The fundamentals are well-known. Justin Trudeau’s immediate family received hundreds of thousands in secret payments – after he became Prime Minister. Trudeau thereafter handed a billion-dollar contract to WE, and no one else was permitted to compete for it.
WE spied on Canadian journalists and their families. It hired Republican operatives to attack its enemies. It spent hundreds of thousands on lobbyists in the U.S. And, late last week, its staff was photographed carrying boxes of files out of its Toronto headquarters – to be taken where, we do not know.
Trudeau’s government has dropped precipitously in the polls, even against the leaderless Conservatives. The Liberal caucus is anonymously communicating its disgust to journalists, and there is talk of leadership change all over Ottawa.
So WE could topple Trudeau’s minority government. How can the Opposition ensure that it does? Ten ways.
1. Voters aren’t as motivated by scandal as journalists and politicos are. They’ve heard cries of “scandal” too often. Leaders and policies matter more, to them. But …
2 … the role of every war room this writer has run is not to win the election. Our role is always to knock the other side off their agenda, so they can’t showcase their leadership and ideas. You can’t score when you are constantly trying to keep pucks out of the net.
3. That’s the political value of #WEscandal to the opposition. It gives them an opportunity to totally dismantle the Liberal Party’s leadership (the Trudeau brand, which is massive in Canadian politics) and the party’s policies (their response to the pandemic, which has been popular.)
4. The WE scandal is lethal to the Trudeau brand not just because it hurts Justin Trudeau. This seamy, sordid affair also touches his wife, his brother and (critically) his mother. This scandal reaches back in time. It muddies the name of Pierre Elliott Trudeau and the family’s public service. That is a scandal without precedent.
5. The defining political event of our lives is the pandemic, and how governments respond to it. It’s why Trump will lose – and why Trudeau still could. Kickbacks to Trudeaus? A sole-sourced billion-dollar contract for friends? That means they used the pandemic – their key strength! – to line their pockets. That is unforgiveable and therefore politically deadly.
6. The Liberal Party is dropping in the polls because this scandal is damaging personally (to the Trudeaus) and politically (vis-a-vis the pandemic). Those are gaping wounds. The opposition need to keep picking at them until they’re infected. Make those the ballot questions; nothing else.

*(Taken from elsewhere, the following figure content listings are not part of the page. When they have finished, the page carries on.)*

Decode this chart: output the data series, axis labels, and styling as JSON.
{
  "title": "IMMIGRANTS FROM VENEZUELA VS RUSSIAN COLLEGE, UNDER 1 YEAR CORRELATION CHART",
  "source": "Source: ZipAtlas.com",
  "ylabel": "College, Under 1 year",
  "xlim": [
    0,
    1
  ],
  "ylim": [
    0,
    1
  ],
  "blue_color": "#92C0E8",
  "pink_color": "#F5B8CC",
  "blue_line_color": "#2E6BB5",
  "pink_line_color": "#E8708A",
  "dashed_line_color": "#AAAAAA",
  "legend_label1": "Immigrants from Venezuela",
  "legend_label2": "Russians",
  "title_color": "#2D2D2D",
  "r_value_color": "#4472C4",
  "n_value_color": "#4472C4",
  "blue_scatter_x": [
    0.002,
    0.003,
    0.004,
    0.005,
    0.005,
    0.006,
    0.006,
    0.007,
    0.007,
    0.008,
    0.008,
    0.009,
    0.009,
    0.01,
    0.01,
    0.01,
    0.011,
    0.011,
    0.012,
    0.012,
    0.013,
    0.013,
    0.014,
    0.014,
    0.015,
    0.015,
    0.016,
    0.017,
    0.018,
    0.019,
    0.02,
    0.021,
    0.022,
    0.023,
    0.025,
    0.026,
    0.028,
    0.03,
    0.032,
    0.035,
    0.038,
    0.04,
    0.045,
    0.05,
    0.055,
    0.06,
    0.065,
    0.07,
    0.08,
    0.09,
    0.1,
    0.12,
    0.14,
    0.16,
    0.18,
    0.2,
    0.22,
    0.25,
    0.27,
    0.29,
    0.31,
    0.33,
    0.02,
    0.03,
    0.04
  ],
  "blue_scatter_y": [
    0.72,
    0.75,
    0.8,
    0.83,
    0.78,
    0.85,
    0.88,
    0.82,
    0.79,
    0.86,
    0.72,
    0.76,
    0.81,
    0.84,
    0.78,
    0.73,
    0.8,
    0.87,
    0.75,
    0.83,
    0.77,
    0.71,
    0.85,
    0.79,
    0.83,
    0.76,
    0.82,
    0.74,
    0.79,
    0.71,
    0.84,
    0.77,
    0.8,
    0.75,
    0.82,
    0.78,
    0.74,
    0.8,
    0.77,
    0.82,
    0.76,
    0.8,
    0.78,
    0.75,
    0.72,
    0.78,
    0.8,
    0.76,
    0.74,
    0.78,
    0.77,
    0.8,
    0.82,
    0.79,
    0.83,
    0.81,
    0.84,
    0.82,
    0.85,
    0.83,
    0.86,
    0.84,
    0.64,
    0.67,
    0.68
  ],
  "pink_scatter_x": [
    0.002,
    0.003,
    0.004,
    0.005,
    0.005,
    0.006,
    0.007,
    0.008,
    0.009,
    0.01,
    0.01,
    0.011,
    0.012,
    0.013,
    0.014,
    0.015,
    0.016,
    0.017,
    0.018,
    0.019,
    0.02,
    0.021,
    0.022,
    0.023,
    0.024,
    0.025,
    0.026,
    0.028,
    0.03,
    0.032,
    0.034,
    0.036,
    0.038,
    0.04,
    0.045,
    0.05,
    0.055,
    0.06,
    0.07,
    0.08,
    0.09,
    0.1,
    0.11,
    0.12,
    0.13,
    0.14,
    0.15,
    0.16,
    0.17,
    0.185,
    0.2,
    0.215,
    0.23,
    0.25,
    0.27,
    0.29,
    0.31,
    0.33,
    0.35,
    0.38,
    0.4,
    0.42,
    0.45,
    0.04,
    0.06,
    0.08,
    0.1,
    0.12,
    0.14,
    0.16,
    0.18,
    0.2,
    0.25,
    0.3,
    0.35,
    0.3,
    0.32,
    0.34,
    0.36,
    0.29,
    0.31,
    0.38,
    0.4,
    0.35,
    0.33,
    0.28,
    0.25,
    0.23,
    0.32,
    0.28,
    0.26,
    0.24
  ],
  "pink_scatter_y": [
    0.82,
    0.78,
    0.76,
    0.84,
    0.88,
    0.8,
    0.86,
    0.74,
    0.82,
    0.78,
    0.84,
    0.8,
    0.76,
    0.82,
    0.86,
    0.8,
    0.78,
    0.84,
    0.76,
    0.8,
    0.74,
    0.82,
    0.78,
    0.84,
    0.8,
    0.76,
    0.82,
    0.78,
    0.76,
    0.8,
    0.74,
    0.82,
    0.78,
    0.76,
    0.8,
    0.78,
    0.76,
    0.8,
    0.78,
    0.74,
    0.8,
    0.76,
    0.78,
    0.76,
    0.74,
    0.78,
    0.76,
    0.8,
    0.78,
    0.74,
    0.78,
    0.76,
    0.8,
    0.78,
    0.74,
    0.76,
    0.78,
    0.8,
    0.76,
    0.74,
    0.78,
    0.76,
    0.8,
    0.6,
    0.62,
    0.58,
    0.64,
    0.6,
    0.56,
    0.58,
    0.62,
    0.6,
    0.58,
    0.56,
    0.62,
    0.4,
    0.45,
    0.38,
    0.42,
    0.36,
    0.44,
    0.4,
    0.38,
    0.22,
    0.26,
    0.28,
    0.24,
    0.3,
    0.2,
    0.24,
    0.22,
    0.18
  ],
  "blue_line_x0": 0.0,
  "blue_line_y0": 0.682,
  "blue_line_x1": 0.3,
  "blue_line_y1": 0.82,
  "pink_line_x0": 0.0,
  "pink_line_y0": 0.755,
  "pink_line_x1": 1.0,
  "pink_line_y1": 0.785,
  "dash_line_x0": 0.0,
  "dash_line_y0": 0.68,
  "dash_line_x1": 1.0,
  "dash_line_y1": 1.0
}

7. The smarmy, smug, smirking Keilburgers aren’t on the ballot. The Trudeau brand, and his response to the pandemic are. The Opposition parties need to focus only on those. They need to use every means at their disposal to do so, but not with prosecutors who turn people off. They need to be disciplined – which is easier said than done in the Twitter era.
8. Political reputations aren’t shredded in a single day. It takes many days to build one up, and many days to take one down. The Tories, NDP and Bloc need to commit to prosecuting this scandal over the long term. They need to use their best people, and never let up, even when the media claim to be bored. They must be relentless.

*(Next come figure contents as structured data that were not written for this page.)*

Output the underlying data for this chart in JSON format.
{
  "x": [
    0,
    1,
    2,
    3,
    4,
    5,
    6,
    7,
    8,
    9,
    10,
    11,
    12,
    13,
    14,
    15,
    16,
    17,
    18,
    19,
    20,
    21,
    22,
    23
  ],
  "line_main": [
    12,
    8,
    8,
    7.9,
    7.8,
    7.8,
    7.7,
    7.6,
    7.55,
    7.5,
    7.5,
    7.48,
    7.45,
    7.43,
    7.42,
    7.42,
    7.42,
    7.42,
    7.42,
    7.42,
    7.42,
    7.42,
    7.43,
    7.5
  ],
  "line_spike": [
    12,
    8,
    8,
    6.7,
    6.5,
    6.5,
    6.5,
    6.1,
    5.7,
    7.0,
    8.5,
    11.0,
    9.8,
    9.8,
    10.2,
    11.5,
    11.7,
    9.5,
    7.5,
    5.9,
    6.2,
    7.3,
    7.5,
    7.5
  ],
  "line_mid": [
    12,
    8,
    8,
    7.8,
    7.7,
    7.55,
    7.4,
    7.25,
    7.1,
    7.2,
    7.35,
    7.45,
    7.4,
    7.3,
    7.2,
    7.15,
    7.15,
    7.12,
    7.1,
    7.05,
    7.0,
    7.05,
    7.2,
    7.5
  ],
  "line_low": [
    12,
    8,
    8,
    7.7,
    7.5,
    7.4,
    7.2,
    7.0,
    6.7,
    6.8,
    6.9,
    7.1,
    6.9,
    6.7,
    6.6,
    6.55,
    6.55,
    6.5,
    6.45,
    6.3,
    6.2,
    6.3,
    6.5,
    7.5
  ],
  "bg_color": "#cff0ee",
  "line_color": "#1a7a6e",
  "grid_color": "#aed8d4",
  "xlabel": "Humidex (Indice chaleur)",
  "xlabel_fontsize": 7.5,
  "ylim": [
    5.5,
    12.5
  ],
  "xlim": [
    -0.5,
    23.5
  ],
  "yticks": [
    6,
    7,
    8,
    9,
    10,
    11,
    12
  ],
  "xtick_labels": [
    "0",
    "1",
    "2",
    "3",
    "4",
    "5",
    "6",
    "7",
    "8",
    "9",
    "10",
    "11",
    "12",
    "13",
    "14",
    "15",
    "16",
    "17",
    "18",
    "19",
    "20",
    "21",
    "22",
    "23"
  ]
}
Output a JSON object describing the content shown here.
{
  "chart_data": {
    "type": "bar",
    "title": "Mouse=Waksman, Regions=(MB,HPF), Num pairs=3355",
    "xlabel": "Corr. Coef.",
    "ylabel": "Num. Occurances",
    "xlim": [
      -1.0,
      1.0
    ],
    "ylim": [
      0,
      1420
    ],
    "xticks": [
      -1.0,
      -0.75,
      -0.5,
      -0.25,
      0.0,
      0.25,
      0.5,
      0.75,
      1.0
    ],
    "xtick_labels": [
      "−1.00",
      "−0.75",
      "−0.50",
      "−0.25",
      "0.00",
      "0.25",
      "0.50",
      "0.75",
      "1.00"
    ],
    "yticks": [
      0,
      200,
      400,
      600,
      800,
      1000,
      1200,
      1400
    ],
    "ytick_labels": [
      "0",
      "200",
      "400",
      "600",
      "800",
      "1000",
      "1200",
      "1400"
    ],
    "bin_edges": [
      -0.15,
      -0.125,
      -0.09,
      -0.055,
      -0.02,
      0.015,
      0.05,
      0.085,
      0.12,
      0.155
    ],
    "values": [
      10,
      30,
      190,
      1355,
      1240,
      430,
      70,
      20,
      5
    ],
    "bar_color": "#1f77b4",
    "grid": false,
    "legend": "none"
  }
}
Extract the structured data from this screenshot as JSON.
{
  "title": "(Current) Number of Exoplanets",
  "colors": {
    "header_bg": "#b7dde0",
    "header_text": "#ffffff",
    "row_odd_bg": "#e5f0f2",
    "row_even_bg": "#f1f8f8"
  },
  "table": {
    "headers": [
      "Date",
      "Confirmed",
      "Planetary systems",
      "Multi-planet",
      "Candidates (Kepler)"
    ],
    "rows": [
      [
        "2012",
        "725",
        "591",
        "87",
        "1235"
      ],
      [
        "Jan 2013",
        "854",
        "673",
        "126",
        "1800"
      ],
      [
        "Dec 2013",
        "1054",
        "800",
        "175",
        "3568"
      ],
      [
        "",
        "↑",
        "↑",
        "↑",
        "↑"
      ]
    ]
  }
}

9. The fact that the House isn’t really sitting is completely irrelevant. Political and media hacks love Question Period, but voters do not. They see it as what is wrong with the system, not what’s right. The Opposition must be creative: they need to prosecute the scandal in every possible venue, and not just in the cloistered confines of Parliament Hill. They need to make it ubiquitous.

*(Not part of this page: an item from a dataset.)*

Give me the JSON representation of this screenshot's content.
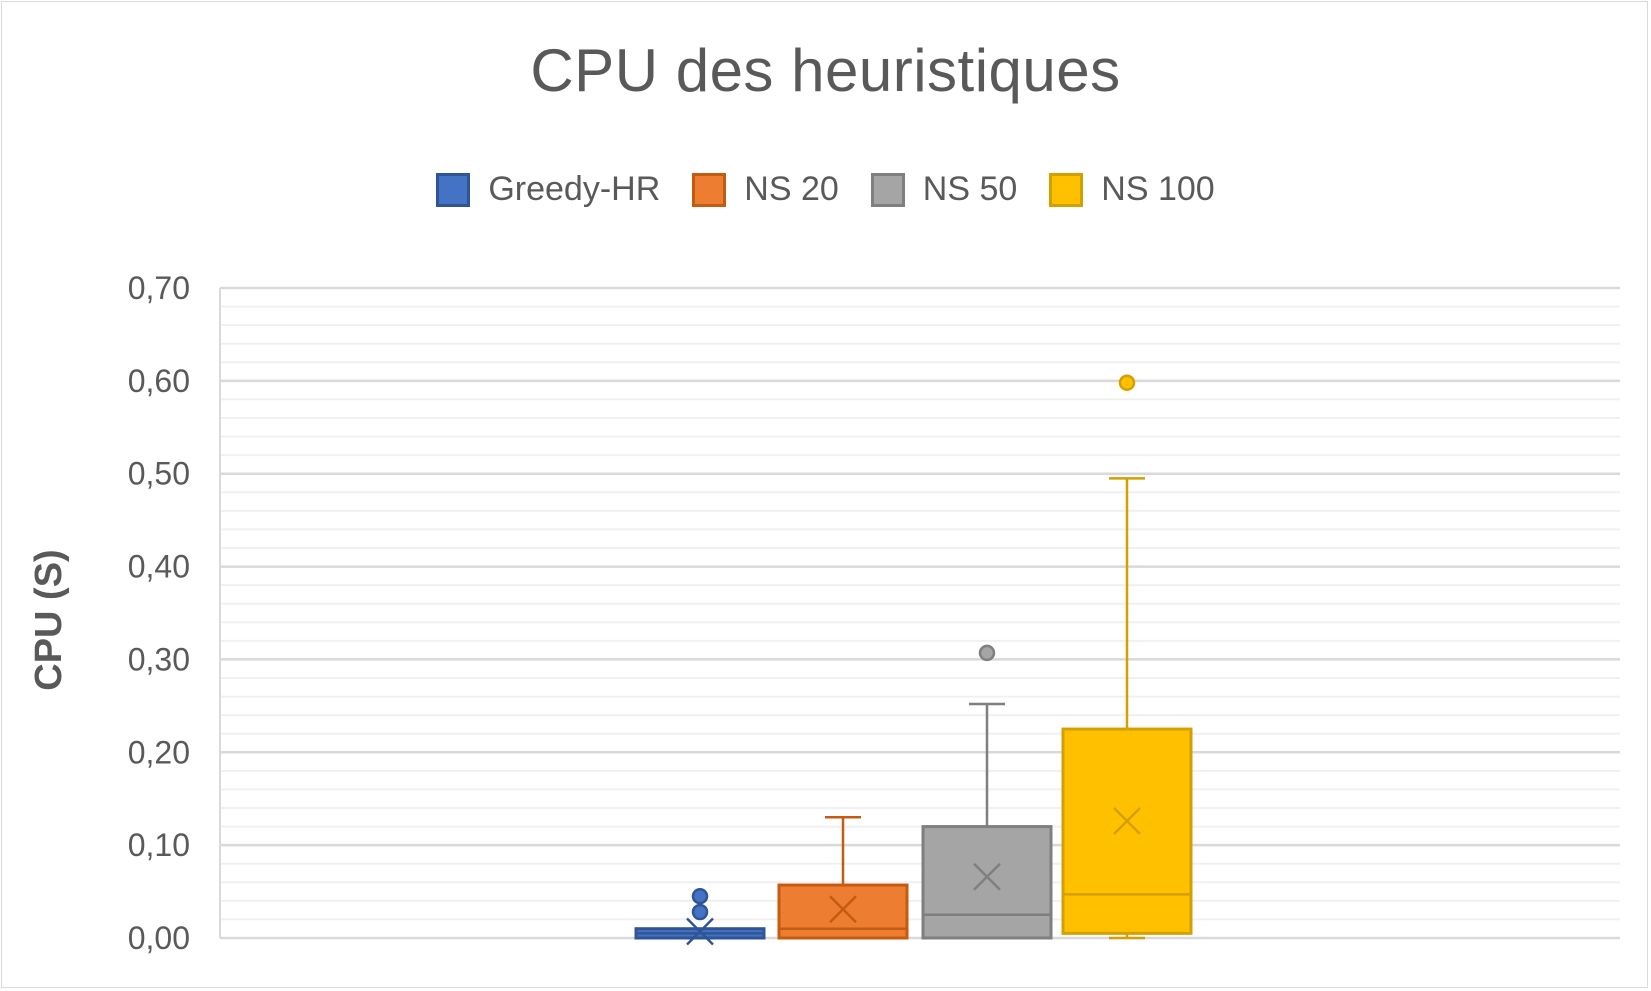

10. In any war room I’ve led, I tell the young people who work for me the same thing, every day: if we force the other side to play defence 24/7, they can’t score and we can. The Opposition parties need to use this time to showcase their own leadership and policies. Because while scandals don’t win elections, they do create opportunity.
Warren Kinsella is a Canadian journalist, political adviser and commentator.